Thank you for all the prayers–we have felt them all and seen God’s hand in this during every step. He has granted deep peace, joy, and laughter during this very unexpected New Year’s week. I’m sure there’s more miracles and victorious battles to come, so stay tuned.
When Tatum’s eye first swelled up on December 26th, as I was praying I was led to 2 Chronicles 20:26, “On the fourth day they assembled in the Valley of Berakah, for there they blessed Yahweh (the LORD).”
As I went back to read the whole story, the gist of it was that three armies were coming against Judah. Jehoshaphat gathered everyone–including women and kids– together to seek Yahweh, and ask what the heck they should do! They prayed, “we are powerless against this great army that is coming against us. We do not know what to do, but our eyes are on You.”

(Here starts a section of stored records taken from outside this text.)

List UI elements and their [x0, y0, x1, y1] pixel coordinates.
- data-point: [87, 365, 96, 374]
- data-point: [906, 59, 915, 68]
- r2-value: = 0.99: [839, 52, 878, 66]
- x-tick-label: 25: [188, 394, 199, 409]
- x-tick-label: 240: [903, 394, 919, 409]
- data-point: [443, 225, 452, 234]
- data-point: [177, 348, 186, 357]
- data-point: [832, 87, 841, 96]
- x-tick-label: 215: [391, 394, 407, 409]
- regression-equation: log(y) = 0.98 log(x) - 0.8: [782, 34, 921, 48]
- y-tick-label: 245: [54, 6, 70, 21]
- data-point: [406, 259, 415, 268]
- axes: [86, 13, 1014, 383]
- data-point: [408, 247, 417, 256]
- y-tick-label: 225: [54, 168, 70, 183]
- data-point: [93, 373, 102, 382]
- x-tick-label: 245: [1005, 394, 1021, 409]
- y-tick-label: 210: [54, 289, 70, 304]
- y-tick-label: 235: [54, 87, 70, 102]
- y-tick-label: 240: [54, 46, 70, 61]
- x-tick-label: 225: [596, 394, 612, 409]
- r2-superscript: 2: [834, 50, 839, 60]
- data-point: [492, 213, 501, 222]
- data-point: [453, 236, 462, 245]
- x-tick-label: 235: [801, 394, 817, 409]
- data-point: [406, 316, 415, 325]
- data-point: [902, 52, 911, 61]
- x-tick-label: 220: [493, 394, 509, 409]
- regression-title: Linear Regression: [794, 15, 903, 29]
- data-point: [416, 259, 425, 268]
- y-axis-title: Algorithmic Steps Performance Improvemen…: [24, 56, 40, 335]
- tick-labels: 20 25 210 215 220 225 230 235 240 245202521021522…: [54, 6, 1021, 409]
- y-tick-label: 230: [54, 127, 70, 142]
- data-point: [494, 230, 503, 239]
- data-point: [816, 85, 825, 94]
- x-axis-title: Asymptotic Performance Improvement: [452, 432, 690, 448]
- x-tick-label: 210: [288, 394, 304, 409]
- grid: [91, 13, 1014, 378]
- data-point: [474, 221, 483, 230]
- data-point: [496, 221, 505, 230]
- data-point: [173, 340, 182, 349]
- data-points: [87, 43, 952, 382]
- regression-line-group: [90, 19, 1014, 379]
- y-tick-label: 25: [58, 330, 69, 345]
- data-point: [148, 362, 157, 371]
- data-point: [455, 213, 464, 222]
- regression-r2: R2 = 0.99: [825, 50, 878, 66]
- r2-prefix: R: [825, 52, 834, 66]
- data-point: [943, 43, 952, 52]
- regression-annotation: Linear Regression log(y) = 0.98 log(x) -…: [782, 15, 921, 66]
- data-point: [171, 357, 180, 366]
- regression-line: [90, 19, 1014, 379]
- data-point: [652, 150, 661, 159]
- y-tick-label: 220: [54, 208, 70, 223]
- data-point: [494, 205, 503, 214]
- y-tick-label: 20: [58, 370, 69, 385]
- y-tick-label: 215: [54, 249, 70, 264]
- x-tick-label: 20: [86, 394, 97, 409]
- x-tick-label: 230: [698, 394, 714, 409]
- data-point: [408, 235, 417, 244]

Yahweh spoke to Jahaziel who had the courage to speak up, and told everyone, “Hey peeps, chill out! Yahweh is telling you ‘do not be afraid by this army, for the battle is not yours but Elohim’s (God’s).’” (paraphrase mine)
Did Jehoshaphat flash a shaka sign and get to sit back and put his feet up? Nope, they all still had to gear up and go down against this army. But they were reassured, “You will not need to fight this battle. Stand firm, hold your position, and see the salvation of Yahweh on your behalf.”
Then you know what they did? They had a worship party! They stood and praised with a very loud voice! The next day, Jehoshaphat picked out his best worship leaders to lead their people out to battle.
This next part is so cool…when they began to sing and praise, Yahweh set an ambush against the three armies and they fought each other and finished each other off! When Jehoshaphat got there, they were all dead. They spent the next 3 days gathering the goods, clothing, and jewelry and on the fourth day, they got together and blessed Yahweh.The name of the valley–Berakah–means blessing.
Pretty awesome story, and I thought cool, maybe we’ll be done with this eye battle in four days and be healed! But Yahweh’s often not quite so obvious…
After seeing progress from oral antibiotics for a few days, on New Year’s Day Tatum woke up with a visible abscess next to her eye, and it was quite a shock. From urgent care, to the ER, then finding we needed to go to the Oregon Health & Sciences University in Portland was an even bigger shock. But all week I’ve had the song “Battle Belongs” by Phil Wickham playing in my head. “So when I fight, I’ll fight on my knees, with my hands lifted high, Oh God, the battle belongs to You. And every fear I lay at Your feet, I’ll sing through the night, Oh God, the battle belongs to You.”
I was expecting a lot of battles in days to come. I’m a mama bear; you can be sure I’m going to ask a lot of questions and protect my kid to the best of my ability.